The Ottawa Charter defined health promotion as "the process of enabling people to increase control over their health and improve it. To achieve a state of complete physical, mental, and social well-being, an individual or group must be able to identify and realize their aspirations, meet their needs, modify their surroundings, or cope with them."
The protagonist of health promotion is therefore the person, and not the institutions, which must put the person in a position to be able and able to choose, guaranteeing at the same time conditions of physical, psychological and relational well-being. Health promotion must embrace the needs of each person and seek to eliminate differences and conditions of inequity, which requires a sense of justice, planning and educational action.
The Ottawa Charter is also applicable to the field of procreative and preconception health, the promotion of which can also be achieved through a careful and widespread process of Preconception Health Care Literacy. On the other hand, there are numerous studies that highlight how the lack of knowledge on the part of women and men about healthy lifestyles and risky behaviors are responsible for infertility conditions or can influence the outcome of a pregnancy and the health conditions of the newborn.

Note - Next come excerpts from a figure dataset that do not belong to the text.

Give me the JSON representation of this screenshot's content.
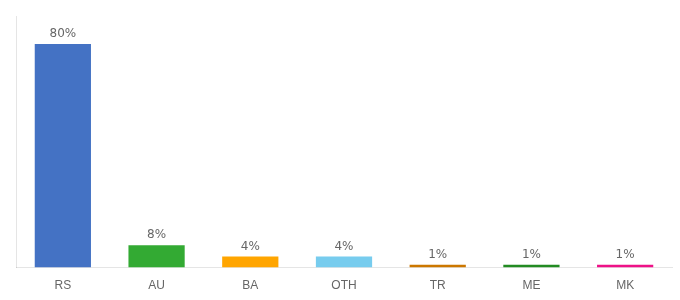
{
  "chart_data": {
    "type": "bar",
    "categories": [
      "RS",
      "AU",
      "BA",
      "OTH",
      "TR",
      "ME",
      "MK"
    ],
    "values": [
      80,
      8,
      4,
      4,
      1,
      1,
      1
    ],
    "value_labels": [
      "80%",
      "8%",
      "4%",
      "4%",
      "1%",
      "1%",
      "1%"
    ],
    "colors": [
      "#4472C4",
      "#33AA33",
      "#FFA500",
      "#77CCEE",
      "#CC7700",
      "#228B22",
      "#EE1188"
    ],
    "ylim": [
      0,
      90
    ],
    "grid": false,
    "data_labels": true,
    "tick_labels": "x"
  }
}
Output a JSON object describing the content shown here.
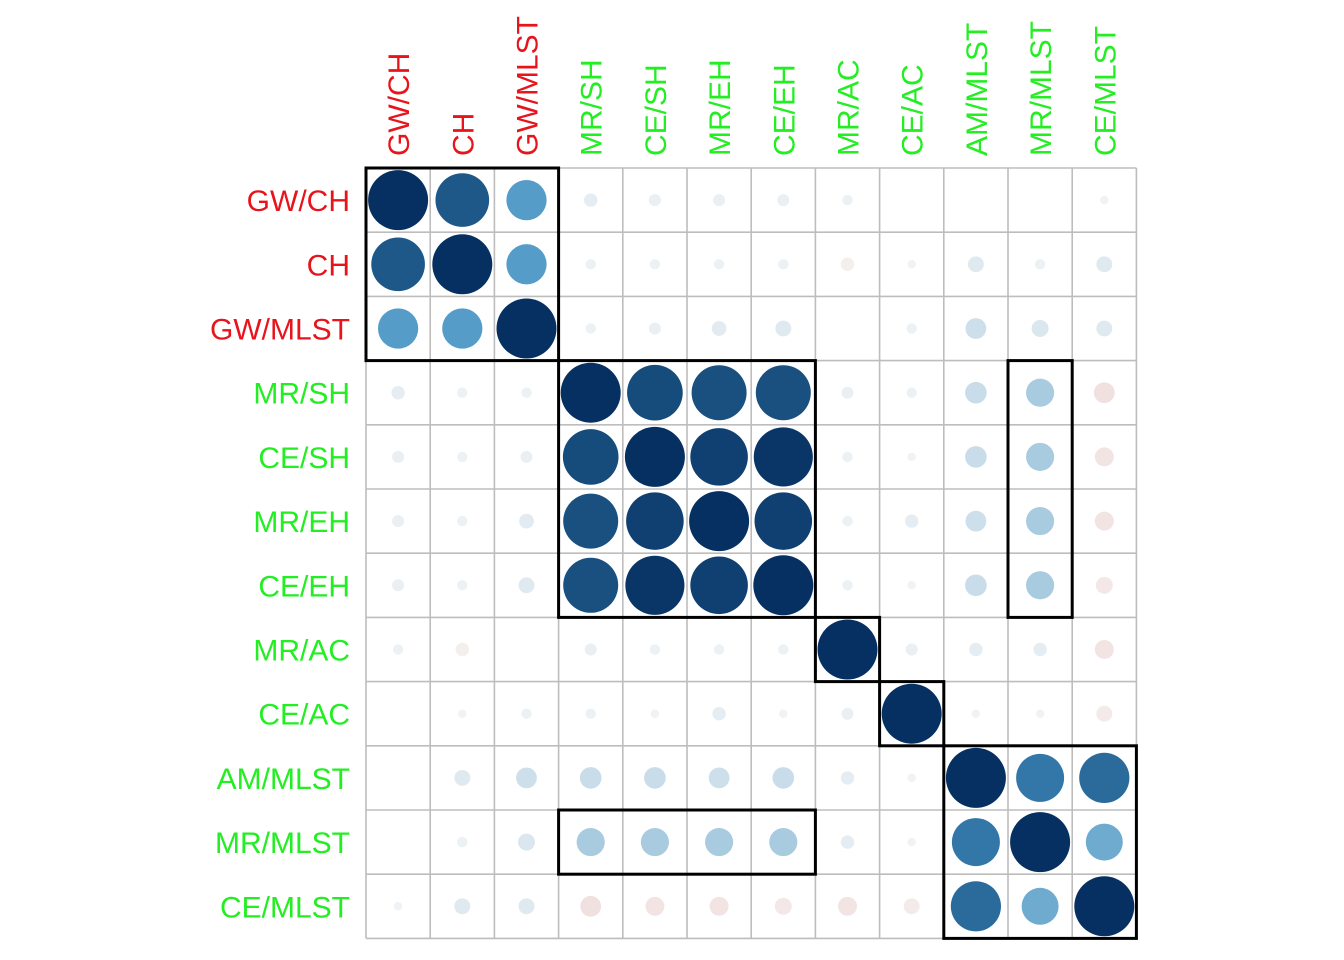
{
  "chart_data": {
    "type": "heatmap",
    "style": "correlation-circles",
    "labels": [
      "GW/CH",
      "CH",
      "GW/MLST",
      "MR/SH",
      "CE/SH",
      "MR/EH",
      "CE/EH",
      "MR/AC",
      "CE/AC",
      "AM/MLST",
      "MR/MLST",
      "CE/MLST"
    ],
    "label_groups": [
      "red",
      "red",
      "red",
      "green",
      "green",
      "green",
      "green",
      "green",
      "green",
      "green",
      "green",
      "green"
    ],
    "group_colors": {
      "red": "#e8141b",
      "green": "#22ee22"
    },
    "value_range": [
      -1,
      1
    ],
    "color_scale": {
      "negative": "#c0392b",
      "zero": "#f7f7f7",
      "positive": "#053061"
    },
    "grid": true,
    "legend": "none",
    "matrix": [
      [
        1.0,
        0.8,
        0.45,
        0.05,
        0.04,
        0.04,
        0.04,
        0.03,
        0.0,
        0.0,
        0.0,
        0.02
      ],
      [
        0.8,
        1.0,
        0.45,
        0.03,
        0.03,
        0.03,
        0.03,
        -0.05,
        0.02,
        0.07,
        0.03,
        0.07
      ],
      [
        0.45,
        0.45,
        1.0,
        0.03,
        0.04,
        0.06,
        0.07,
        0.0,
        0.03,
        0.12,
        0.08,
        0.07
      ],
      [
        0.05,
        0.03,
        0.03,
        1.0,
        0.86,
        0.84,
        0.84,
        0.04,
        0.03,
        0.13,
        0.22,
        -0.12
      ],
      [
        0.04,
        0.03,
        0.04,
        0.86,
        1.0,
        0.92,
        0.97,
        0.03,
        0.02,
        0.13,
        0.22,
        -0.1
      ],
      [
        0.04,
        0.03,
        0.06,
        0.84,
        0.92,
        1.0,
        0.92,
        0.03,
        0.05,
        0.12,
        0.22,
        -0.1
      ],
      [
        0.04,
        0.03,
        0.07,
        0.84,
        0.97,
        0.92,
        1.0,
        0.03,
        0.02,
        0.13,
        0.22,
        -0.08
      ],
      [
        0.03,
        -0.05,
        0.0,
        0.04,
        0.03,
        0.03,
        0.03,
        1.0,
        0.04,
        0.05,
        0.05,
        -0.1
      ],
      [
        0.0,
        0.02,
        0.03,
        0.03,
        0.02,
        0.05,
        0.02,
        0.04,
        1.0,
        0.02,
        0.02,
        -0.07
      ],
      [
        0.0,
        0.07,
        0.12,
        0.13,
        0.13,
        0.12,
        0.13,
        0.05,
        0.02,
        1.0,
        0.64,
        0.7
      ],
      [
        0.0,
        0.03,
        0.08,
        0.22,
        0.22,
        0.22,
        0.22,
        0.05,
        0.02,
        0.64,
        1.0,
        0.38
      ],
      [
        0.02,
        0.07,
        0.07,
        -0.12,
        -0.1,
        -0.1,
        -0.08,
        -0.1,
        -0.07,
        0.7,
        0.38,
        1.0
      ]
    ],
    "cluster_boxes": [
      {
        "rows": [
          0,
          2
        ],
        "cols": [
          0,
          2
        ]
      },
      {
        "rows": [
          3,
          6
        ],
        "cols": [
          3,
          6
        ]
      },
      {
        "rows": [
          7,
          7
        ],
        "cols": [
          7,
          7
        ]
      },
      {
        "rows": [
          8,
          8
        ],
        "cols": [
          8,
          8
        ]
      },
      {
        "rows": [
          9,
          11
        ],
        "cols": [
          9,
          11
        ]
      },
      {
        "rows": [
          3,
          6
        ],
        "cols": [
          10,
          10
        ]
      },
      {
        "rows": [
          10,
          10
        ],
        "cols": [
          3,
          6
        ]
      }
    ]
  }
}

This is what emerges, for example, from a survey carried out by our research team on women aged between 18 and 25 in Italy (Zaçe D, LA Gatta E, Orfino A, Viteritti AM, DI Pietro ML. Knowledge, attitudes, and health status of childbearing age young women regarding preconception health - an Italian survey. J Prev Med Hyg. 2022 Jul 31; 63(2): E270-E281. doi: 10.15167/2421-4248/jpmh2022.63.2.2571).
Out of 340 women interviewed, 43.5% did not know the effects of folic acid in preventing neural tube malformations (anencephaly; spina bifida; encephalocele) in the fetus; 40.9% do not know the effects on preconception health of a high BMI (Body Mass Index); 50.9% have no teratogenic action and 67.1% have no endocrine disrupting effect.

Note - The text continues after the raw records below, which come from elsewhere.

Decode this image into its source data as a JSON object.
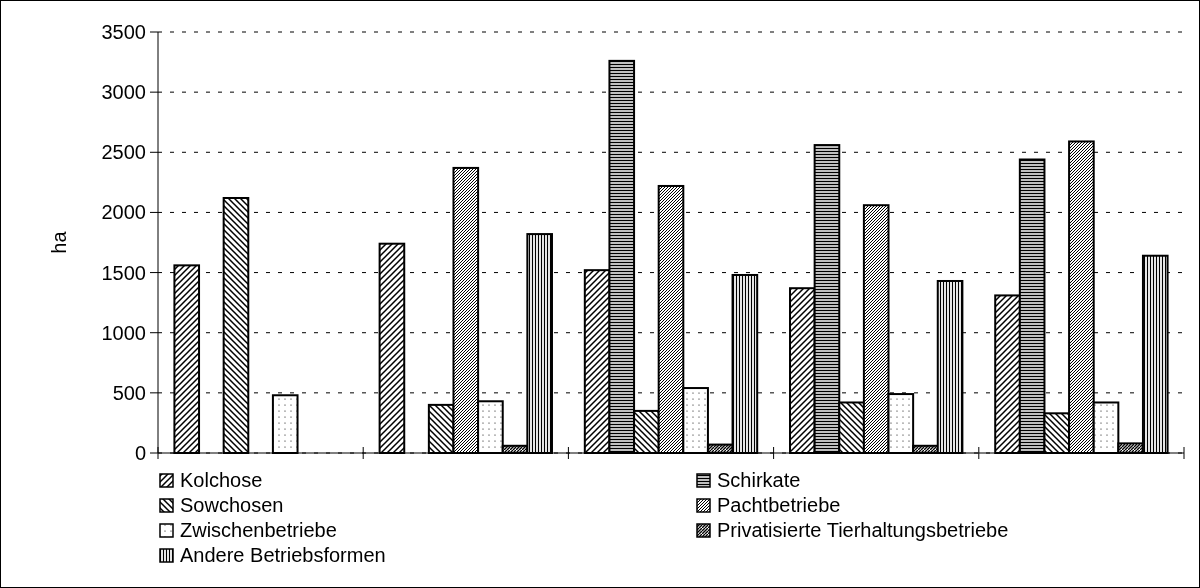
{
  "chart_data": {
    "type": "bar",
    "ylabel": "ha",
    "categories": [
      null,
      null,
      null,
      null,
      null
    ],
    "series": [
      {
        "name": "Kolchose",
        "color": "#000000",
        "values": [
          1560,
          1740,
          1520,
          1370,
          1310
        ]
      },
      {
        "name": "Schirkate",
        "color": "#000000",
        "values": [
          null,
          null,
          3260,
          2560,
          2440
        ]
      },
      {
        "name": "Sowchosen",
        "color": "#000000",
        "values": [
          2120,
          400,
          350,
          420,
          330
        ]
      },
      {
        "name": "Pachtbetriebe",
        "color": "#000000",
        "values": [
          null,
          2370,
          2220,
          2060,
          2590
        ]
      },
      {
        "name": "Zwischenbetriebe",
        "color": "#000000",
        "values": [
          480,
          430,
          540,
          490,
          420
        ]
      },
      {
        "name": "Privatisierte Tierhaltungsbetriebe",
        "color": "#000000",
        "values": [
          null,
          60,
          70,
          60,
          80
        ]
      },
      {
        "name": "Andere Betriebsformen",
        "color": "#000000",
        "values": [
          null,
          1820,
          1480,
          1430,
          1640
        ]
      }
    ],
    "ylim": [
      0,
      3500
    ],
    "yticks": [
      0,
      500,
      1000,
      1500,
      2000,
      2500,
      3000,
      3500
    ],
    "grid": "y",
    "legend": "bottom"
  }
}
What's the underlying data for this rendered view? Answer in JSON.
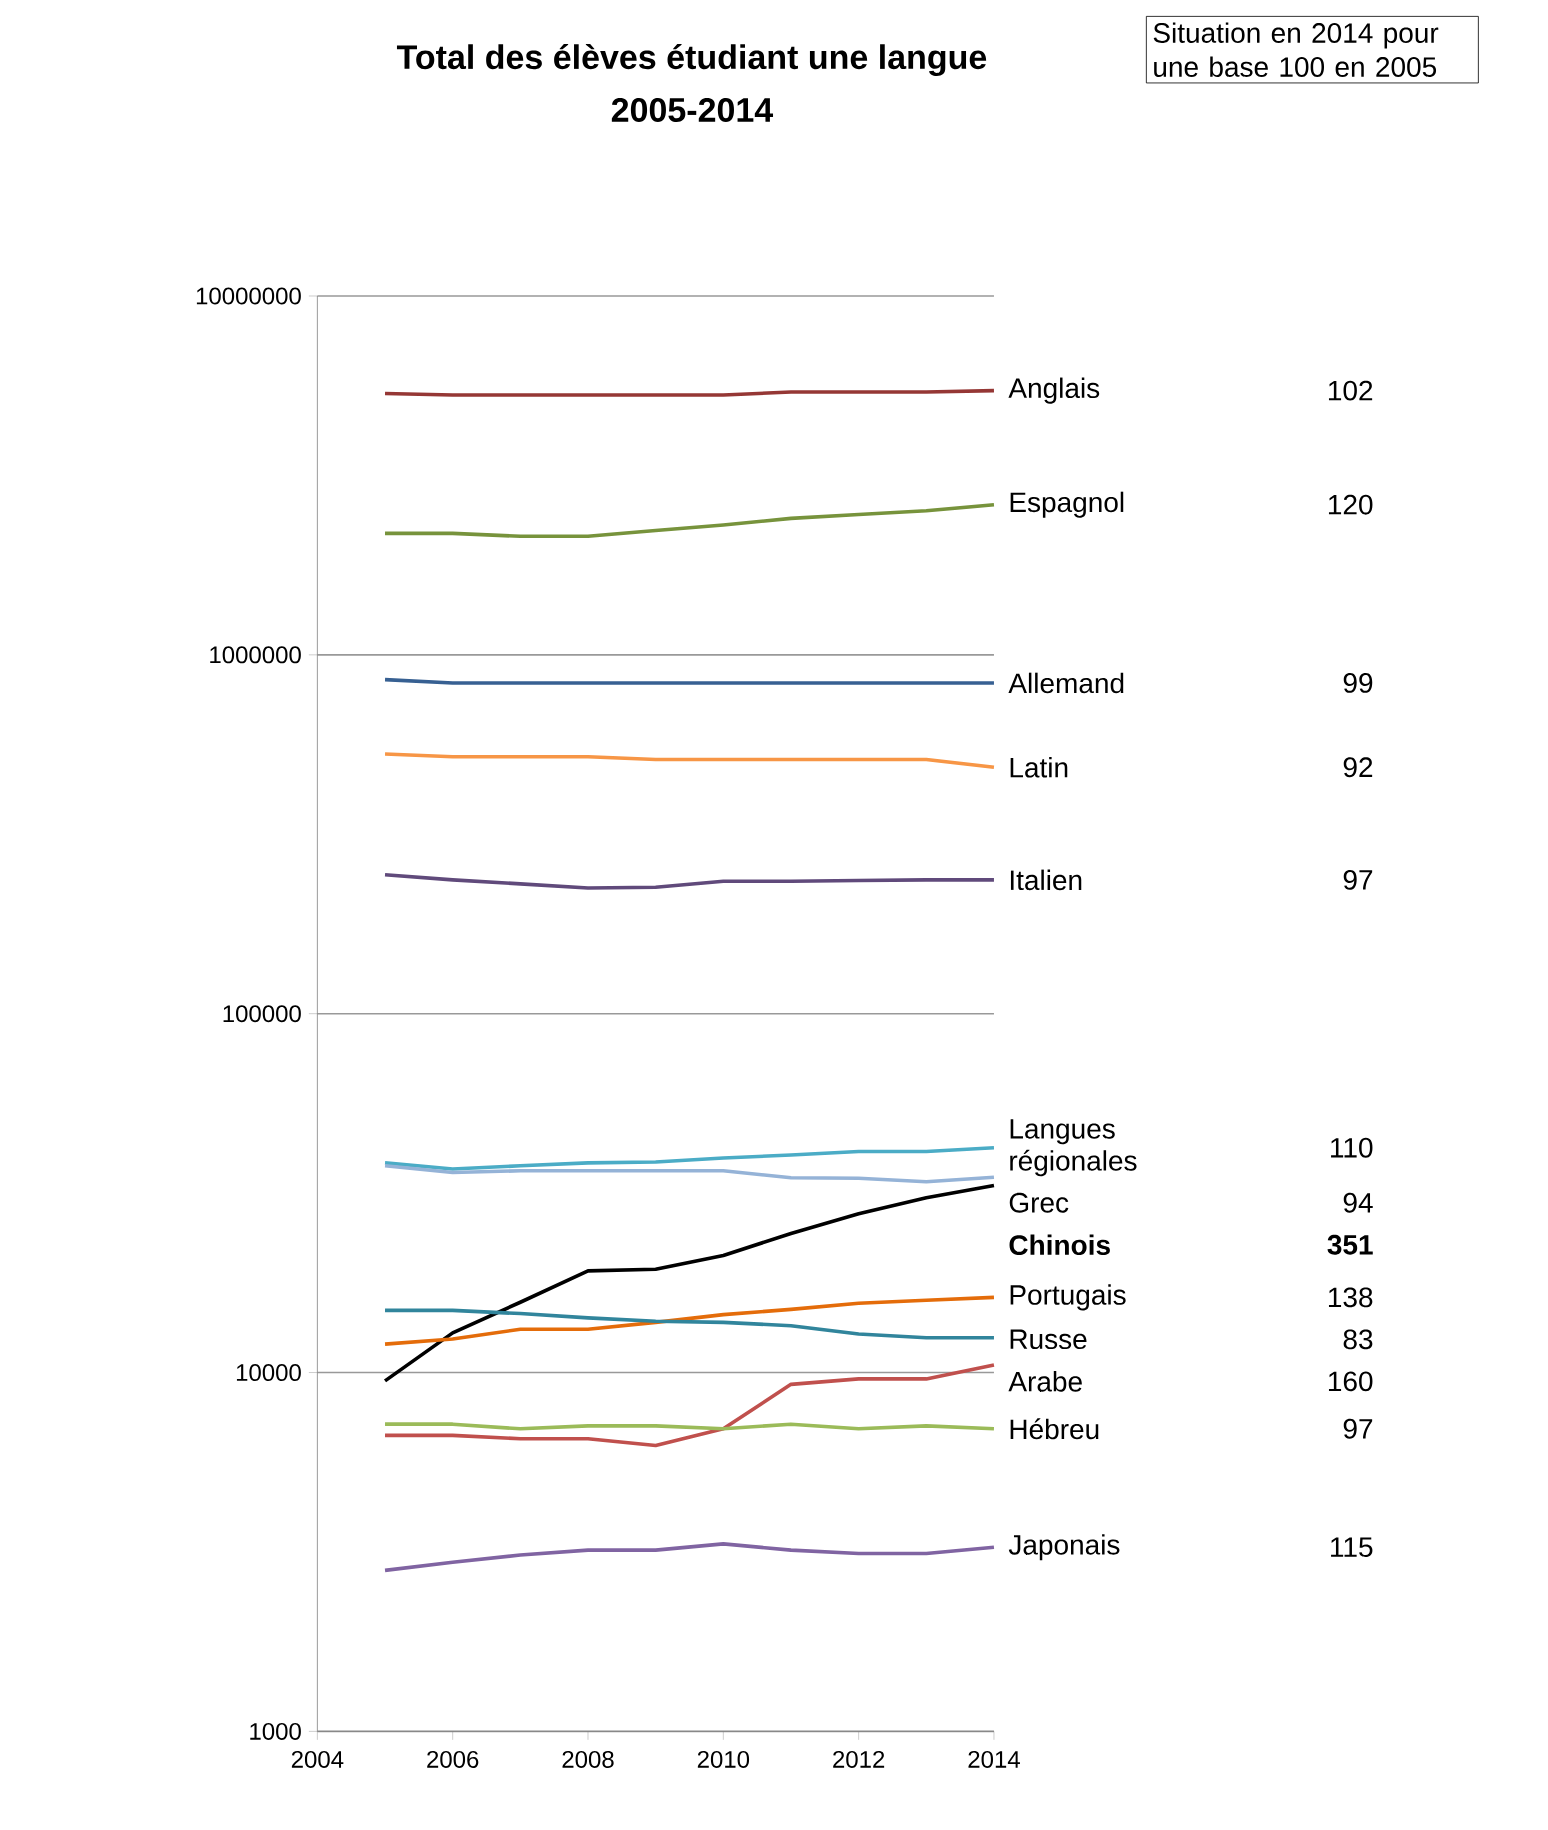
{
  "chart_data": {
    "type": "line",
    "title": "Total des élèves étudiant une langue",
    "subtitle": "2005-2014",
    "x": [
      2005,
      2006,
      2007,
      2008,
      2009,
      2010,
      2011,
      2012,
      2013,
      2014
    ],
    "xlim": [
      2004,
      2014
    ],
    "xticks": [
      2004,
      2006,
      2008,
      2010,
      2012,
      2014
    ],
    "log": "y",
    "ylim": [
      1000,
      10000000
    ],
    "yticks": [
      1000,
      10000,
      100000,
      1000000,
      10000000
    ],
    "grid": "y",
    "marker": "none",
    "line_style": "solid",
    "series": [
      {
        "name": "Anglais",
        "color": "#953735",
        "values": [
          5350000,
          5300000,
          5300000,
          5300000,
          5300000,
          5300000,
          5400000,
          5400000,
          5400000,
          5450000
        ]
      },
      {
        "name": "Espagnol",
        "color": "#77933c",
        "values": [
          2180000,
          2180000,
          2140000,
          2140000,
          2220000,
          2300000,
          2400000,
          2460000,
          2520000,
          2620000
        ]
      },
      {
        "name": "Allemand",
        "color": "#376092",
        "values": [
          853000,
          835000,
          835000,
          835000,
          835000,
          835000,
          835000,
          835000,
          835000,
          835000
        ]
      },
      {
        "name": "Latin",
        "color": "#f79646",
        "values": [
          529000,
          520000,
          520000,
          520000,
          511000,
          511000,
          511000,
          511000,
          511000,
          486000
        ]
      },
      {
        "name": "Italien",
        "color": "#604a7b",
        "values": [
          244000,
          236000,
          230000,
          224000,
          225000,
          234000,
          234000,
          235000,
          236000,
          236000
        ]
      },
      {
        "name": "Langues régionales",
        "color": "#4bacc6",
        "values": [
          38400,
          36900,
          37700,
          38400,
          38600,
          39600,
          40400,
          41300,
          41300,
          42300
        ]
      },
      {
        "name": "Grec",
        "color": "#95b3d7",
        "values": [
          37700,
          36100,
          36500,
          36500,
          36500,
          36500,
          34900,
          34800,
          34000,
          35000
        ]
      },
      {
        "name": "**Chinois**",
        "color": "#000000",
        "values": [
          9480,
          12900,
          15700,
          19200,
          19400,
          21200,
          24400,
          27700,
          30700,
          33200
        ]
      },
      {
        "name": "Portugais",
        "color": "#e46c0a",
        "values": [
          12000,
          12400,
          13200,
          13200,
          13800,
          14500,
          15000,
          15600,
          15900,
          16200
        ]
      },
      {
        "name": "Russe",
        "color": "#31859c",
        "values": [
          14900,
          14900,
          14600,
          14200,
          13900,
          13800,
          13500,
          12800,
          12500,
          12500
        ]
      },
      {
        "name": "Arabe",
        "color": "#c0504d",
        "values": [
          6680,
          6680,
          6540,
          6540,
          6260,
          6970,
          9270,
          9600,
          9600,
          10500
        ]
      },
      {
        "name": "Hébreu",
        "color": "#9bbb59",
        "values": [
          7180,
          7180,
          6970,
          7100,
          7100,
          6970,
          7180,
          6970,
          7100,
          6970
        ]
      },
      {
        "name": "Japonais",
        "color": "#8064a2",
        "values": [
          2810,
          2960,
          3100,
          3200,
          3200,
          3330,
          3200,
          3130,
          3130,
          3260
        ]
      }
    ],
    "annotations": [
      "Situation en 2014 pour une base 100 en 2005",
      "102",
      "120",
      "99",
      "92",
      "97",
      "110",
      "94",
      "**351**",
      "138",
      "83",
      "160",
      "97",
      "115"
    ]
  }
}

But is it enough to inform? Of course not. If the goal is to increase control of one's health, identify and realize one's aspirations, satisfy one's needs, change one's surroundings and cope with them, information alone is not enough. In fact, it is necessary to make use of educational interventions in order to help everyone to acquire awareness of their actions, critical tools, evaluation criteria, motivations and to act by operating a synthesis between freedom and responsibility.
The Centre for Research and Studies on Procreative Health provides useful tools for the training of new generations (Web-series; Podcast) and organizes Conferences, Seminars and Webinars on topics related to its mission.